Usually, methotrexate is given as a single injection into a muscle. The dosage is based upon the patient's height and weight. A blood test for the hormone hCG is analyzed four days after the injection and is measured again seven days after the shot. The hCG level must decline at least 15% between the fourth and seventh day in order for the single injection to be considered successful. If the hormonal decline was not adequate, the patient is reassessed to determine whether a second methotrexate injection is appropriate. If the hormonal decline is adequate, weekly hCG levels are followed along with the woman’s clinical status until it is determined that the ectopic pregnancy has been resolved. If the patient becomes unstable at any point in time, she is rushed to the hospital for surgical intervention.

Surgical therapy
Surgical therapy is generally chosen for women who are not candidates for medical treatment. These women may be in shock (hemodynamically unstable), have an advanced ectopic pregnancy (determined by high hCG blood levels or an ultrasound measurement of a large pregnancy sac), and be in moderate to severe pain.
"Conservative" surgery involves creating a small incision in the fallopian tube at the site of the tubal pregnancy.

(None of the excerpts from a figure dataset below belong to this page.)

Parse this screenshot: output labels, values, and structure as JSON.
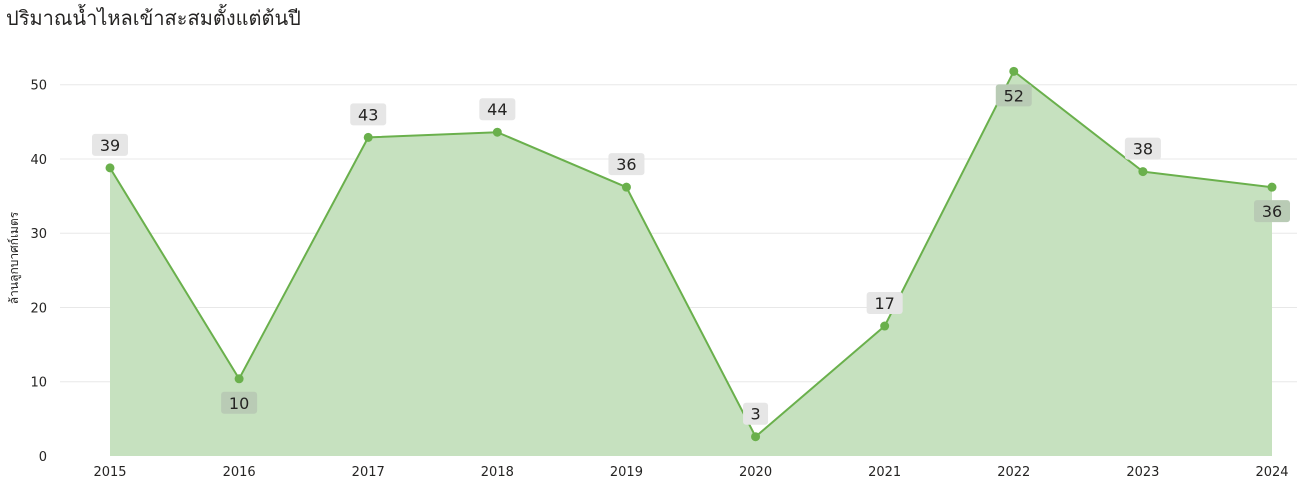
{
  "chart_data": {
    "type": "area",
    "title": "ปริมาณน้ำไหลเข้าสะสมตั้งแต่ต้นปี",
    "ylabel": "ล้านลูกบาศก์เมตร",
    "xlabel": "",
    "x": [
      "2015",
      "2016",
      "2017",
      "2018",
      "2019",
      "2020",
      "2021",
      "2022",
      "2023",
      "2024"
    ],
    "values": [
      38.8,
      10.4,
      42.9,
      43.6,
      36.2,
      2.6,
      17.5,
      51.8,
      38.3,
      36.2
    ],
    "data_labels": [
      "39",
      "10",
      "43",
      "44",
      "36",
      "3",
      "17",
      "52",
      "38",
      "36"
    ],
    "label_position": [
      "above",
      "below",
      "above",
      "above",
      "above",
      "above",
      "above",
      "below",
      "above",
      "below"
    ],
    "ylim": [
      0,
      54
    ],
    "yticks": [
      0,
      10,
      20,
      30,
      40,
      50
    ],
    "grid": true,
    "colors": {
      "line": "#6ab04c",
      "fill": "#c6e1bf",
      "label_bg_light": "#e6e6e6",
      "label_bg_dark": "#b9cbb5"
    }
  }
}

Depending on the individual circumstance, the surgeon may use laparoscopy (see above) or a larger, major abdominal incision to get to the fallopian tube. Once the incision into the tube is made, the ectopic pregnancy tissue is removed from the tube and the tube is allowed to heal naturally. This procedure preserves the fallopian tube. Occasionally, some of the pregnancy tissue is inadvertently left behind, necessitating the postoperative use of methotrexate or possibly another surgical procedure. If the tube heals well, it may function adequately in the future, allowing the patient to potentially conceive normally. However, if the tube heals poorly or was previously damaged, leaving it in place may make a future ectopic pregnancy more likely.

"Radical" surgery involves removing all or part of the fallopian tube via a procedure called salpingectomy. Again, performed by either laparoscopy or a larger abdominal incision, the potential advantage of removing the affected tube is a lower likelihood of accidentally leaving some of the ectopic pregnancy tissue behind (and therefore a lower probability of needing further treatment after the surgery). The disadvantage of removing the tube is the decrease in fertility that is generally experienced with an absent fallopian tube.

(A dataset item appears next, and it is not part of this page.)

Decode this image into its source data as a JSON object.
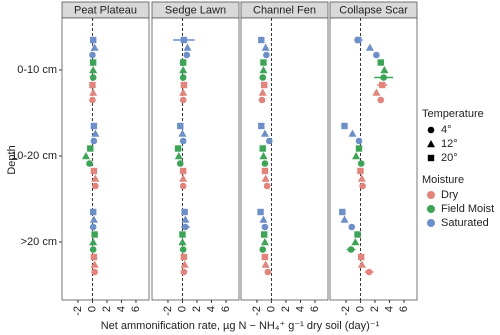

Regardless of the method chosen to treat an ectopic pregnancy, the woman's blood hCG levels must be followed until they are undetectable. Once the levels are negative, she should wait three months for tubal healing to occur (unless the tube was removed) before trying to conceive again. Since her fertility potential may be diminished and since her odds of a subsequent ectopic pregnancy are increased following an ectopic pregnancy, a patient should not try too long to conceive without success (generally 3-6 months) before seeking the assistance of a fertility specialist. It may be necessary to "bypass" the fallopian tube(s) and undergo in vitro fertilization (IVF).


Even if she conceives via IVF, a woman with a history of tubal pregnancy has at least a 5% chance of a repeat ectopic pregnancy. Therefore, early pregnancy monitoring (via blood testing and ultrasound) is critically important for all women with this history. Finally, should a woman conceive naturally, she should seek early medical attention to decrease her risk of disaster and increase her odds of present and future reproductive success.

Conclusion

The advent of modern diagnostic and therapeutic modalities has changed the clinical scenario of ectopic pregnancy from one of possible disaster (and even death) to one of potential success. It is important to remember that every woman of reproductive age is at a potential risk for having a tubal pregnancy. Women who heighten their awareness of the signs and symptoms of an ectopic pregnancy will help their doctors to make the diagnosis earlier, treat the problem with less invasive methods, preserve the fallopian tubes, and greatly increase the odds of achieving a healthy and fruitful outcome.